The government last month was forced to give the cash-strapped arms maker -- which has struggled to pay workers salaries -- a R1.8 billion recapitalisation bailout in a move criticised by opposition parties.
On Thursday Denel said CEO Danie du Toit had told parliament’s portfolio committee on public enterprises the previous day that the company had a solid order backlog of R18 billion covered roughly four years of sales revenue.
"This includes an imminent export contract – the largest in Denel’s history. This contract, which includes an advance payment of R1.5 billion, has the potential to grow Denel’s order stock by 32 percent," it said.
Du Toit said Denel had made major progress in the implementation of a turnaround strategy in the past six months, with improvements in governance, after it was caught up in revelations of state capture that have engulfed state-owned entities.

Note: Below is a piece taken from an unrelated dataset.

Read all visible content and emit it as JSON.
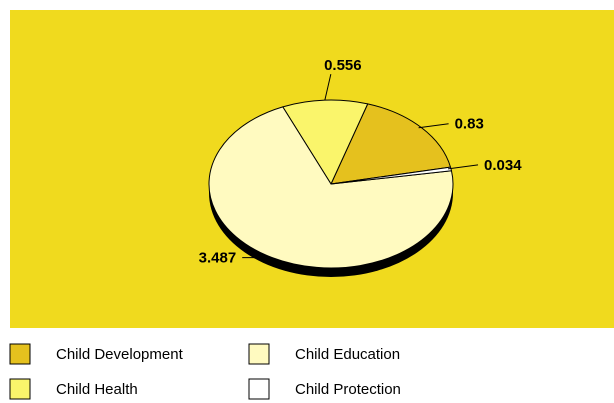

“The new focus of the board and management is to improve performance, improve liquidity and restore our reputation among stakeholders, partners, suppliers and our own employees," he said.
"The Denel brand is still well-respected. Our products are wanted in the market and we have excellent potential to grow our business in our target markets based on the quality of our products and our reputation for quality."
He said Denel’s liquidity position was fast improving and the government’s decision to recapitalise the business through the first injection in 10 years would bring further stability and improve relationships with suppliers and customers.
It however remained critical to receive R 1 billion in further financial support that the company had applied for, he added.